宁远和沈嫣扶着沈青城,众人一刻不敢多留,迅速地往郊外的别院赶。
到了郊外的别院,裴若笑和裴若熏迎了出来,她们着急地把沈青城往屋里扶,大夫也早已候在里面,众人多少也受伤了,大夫几乎要忙不过来,总算帮大家都包扎了伤口。
沈青城还没醒过来,沈嫣在一边照看着他,一步也没离开过。
这时裴若笑和裴若熏都发现时靖和鸢曜还没回来,焦急地询问安国公。安国公叹口气不敢跟她们两说出实话,只是说时靖和鸢曜去引开追兵,要晚些过来。
虽然时靖和鸢曜武功都很好,但是要想在那么多士兵中脱身也不是易事。宁远已经暗中安排了人去接应他们两位。
时靖在混战之中被马蹄踩到肩膀,伤得不轻。鸢曜不敢恋战,夺了一匹马就朝时靖骑过来,一把把时靖拉上马背,两人一路且杀且退,反而往城里跑进去。进了城就往巷子里闯,被追了一会儿后,两人就弃马躲到寻常百姓的院子中,把马往相反的反向赶。
不敢逗留,两人又越过百姓的屋顶,往城西方向赶,在那里有一个沈青城手下的据点,是一个当铺。城里的路错综复杂,而他们两的轻功不是常人轻易能敌的,很快把追兵甩远。刚到当铺的时候,时靖因为受伤已经一脸惨白,还好有人接应了他们,迅速把他们转移到安全的地方,又找了大夫替时靖包扎伤口。
只是他们两人现在不能轻易出城,鸢曜怕裴若熏担心,就派人回郊外的别院送一下口信。
在宫里,轩辕启华听到手下报告的安国公已经叛变,沈青城已经被劫走了,他生气的程度简直要比沈嫣被劫走那会更加丧心病狂,他几乎说话的声音都在发抖:“安国公死了没?”他轩辕启华揪着属下的衣领恶狠狠地问。
“貌似安国公和沈青城一起逃走了。”属下颤抖着回答。
轩辕启华一下把人踹到地上,咆哮道:“毒岚呢?我让毒岚盯着安国公他人呢?”
属下都面面相觑,不敢接话。
轩辕启华一下子就想明白了,站起来发令:“即刻,给朕抄了安国公府,一个活口都不许留。”他把奏折摔到众人的面前,“还有,即刻全天下通缉沈青城,不管他躲到哪,都要给朕找出来。”
一众属下急忙往外退出去。
轩辕启华瘫回椅子上,自嘲地笑了笑,何必发这么大的火,沈青城他还能活得过几天,可是想到连安国公也把他背叛了,他就咽不下气。
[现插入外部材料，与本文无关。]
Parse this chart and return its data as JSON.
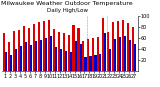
{
  "title": "Milwaukee Weather Outdoor Temperature",
  "subtitle": "Daily High/Low",
  "highs": [
    68,
    52,
    72,
    75,
    82,
    78,
    85,
    88,
    90,
    92,
    76,
    70,
    68,
    65,
    84,
    78,
    55,
    58,
    60,
    62,
    95,
    70,
    88,
    90,
    92,
    86,
    80
  ],
  "lows": [
    35,
    30,
    40,
    45,
    52,
    48,
    55,
    57,
    60,
    63,
    44,
    40,
    37,
    35,
    55,
    50,
    25,
    27,
    30,
    32,
    68,
    40,
    58,
    62,
    64,
    57,
    50
  ],
  "labels": [
    "1",
    "2",
    "3",
    "4",
    "5",
    "6",
    "7",
    "8",
    "9",
    "10",
    "11",
    "12",
    "13",
    "14",
    "15",
    "16",
    "17",
    "18",
    "19",
    "20",
    "21",
    "22",
    "23",
    "24",
    "25",
    "26",
    "27"
  ],
  "high_color": "#dd0000",
  "low_color": "#0000cc",
  "background": "#ffffff",
  "ylim": [
    0,
    100
  ],
  "yticks": [
    20,
    40,
    60,
    80,
    100
  ],
  "dashed_lines": [
    16.5,
    20.5
  ],
  "bar_width": 0.42,
  "title_fontsize": 4.5,
  "tick_fontsize": 3.5
}
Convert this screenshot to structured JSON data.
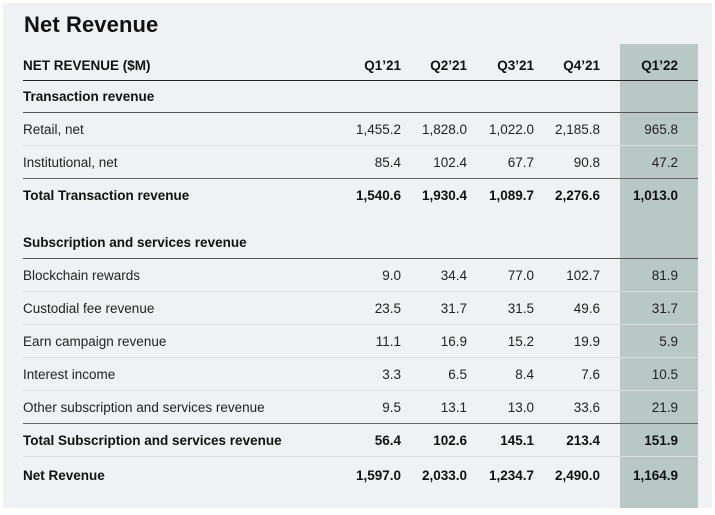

这时候长公主进来了,她也是刚听说沈青城被劫走的事,她来也是纯粹想安慰安慰轩辕启华。
轩辕启华揉着脑袋,对长公主说:“沈青城跑了。”
“我已经知道了,皇上莫要气坏了身体。”长公主上前替轩辕启华把地上的奏折捡起来,她柔声安慰道:“皇上,沈青城虽然被劫走了,可是经过这件事,他在朝中的羽翼已经基本被剪除,他的手下也牺牲了不少,就连他自己也受了那么重的伤。他以后还能拿什么和皇上作对呢?”
轩辕启华一听,想来也是极有道理,以现在沈青城的实力,绝对翻不起什么浪,况且还没自己通缉,他沈青城现在就是过街老鼠人人喊打了。轩辕启华的心定了定。
这时候的安国公府是鸡飞狗跳,惨绝人寰。一队的士兵匆匆地往安国公府,他们立即守住所有出口,把府门封住。他们冲进去,看到人就斩杀,不管是老是少,是男是女,无一幸免。
血几乎溅到安国公府的每个角落,惨叫声不绝于耳,然而丧心病狂的士兵并没有止步于此,他们把所有值钱的东西全部搬走后,开始放火,熊熊的大火把一世英名的安国公府团团包围,足足烧了十二个时辰,把这一片繁华之地瞬间变成一堆灰烬,触目惊心。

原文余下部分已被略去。